Some authors [14], [30] have modelled systems for outcome prediction in post-surgery breast and lung carcinoma patients using neural networks to perform survival analysis. This type of modelling manages the problem of censored data handling that arises when the event related to the censor variable—normally included in the survival data (like death or recurrence of a disease)—has not occurred during the follow-up period for a patient, although the event may eventually occur. These authors have solved the problem by using different survival estimators to handle censored data for patients. This would imply that prognostic factors—for example, in breast cancer with adjuvant therapy after surgery—are not time-dependent, but this is not really true. That is, the strength of the prognostic factor is not the same for different time intervals. Different techniques for survival estimation, such as Kaplan–Meier analysis [15] and Cox Regression modelling [6] assume that the strength of a prognostic factor does not change over time. In addition, the existence of a “peak” of recurrence in the distribution of relapse probability [2] demonstrates that the recurrence probability is not the same over time. In this sense, if these statistical techniques are not appropriate to solve this problem, a possible solution would be to incorporate the whole set of prognostic factors pre-selected by medical experts (Section 3.1) as input to the neural networks system. This would involve removing all the patients with censor data; however, the cardinality of the resulting patient data vectors set would then become too small to constitute a significant representation of this problem.

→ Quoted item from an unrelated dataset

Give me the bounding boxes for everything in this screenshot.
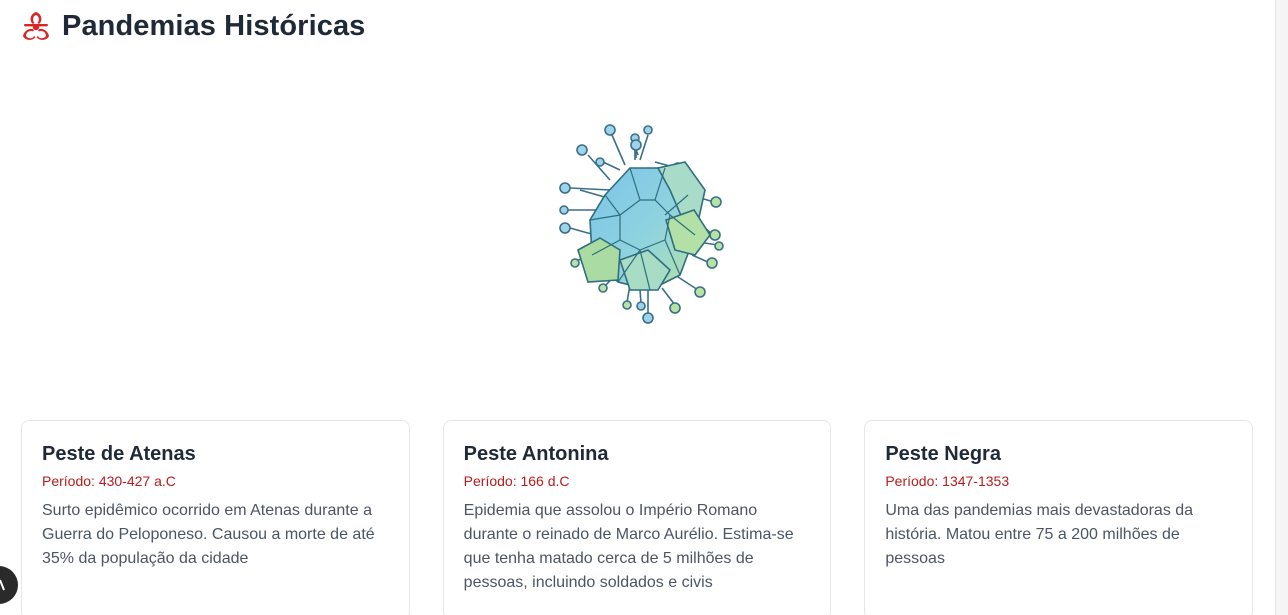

This work proposes a new system approach based on: (1) specific topologies of neural networks for different time intervals during the follow-up time of the patients, considering the events occurring in different intervals as different problems; and (2) decision trees, useful in understanding the underlying relationships in breast cancer data, for selecting the most important prognostic factors corresponding to every time interval. This is not the first attempt to combine decision trees and neural networks [1], [7], but it does present different ways of integrating them.

In addition, we introduce a new decision trees algorithm, control of induction by sample division method (CIDIM), for reducing the number of rules and improving the selection of attributes from the database to become significant prognostic factors. Furthermore, a new upper-bound estimate of the problem-difficulty level, based on the correct classification Bayes’ probability, is also proposed.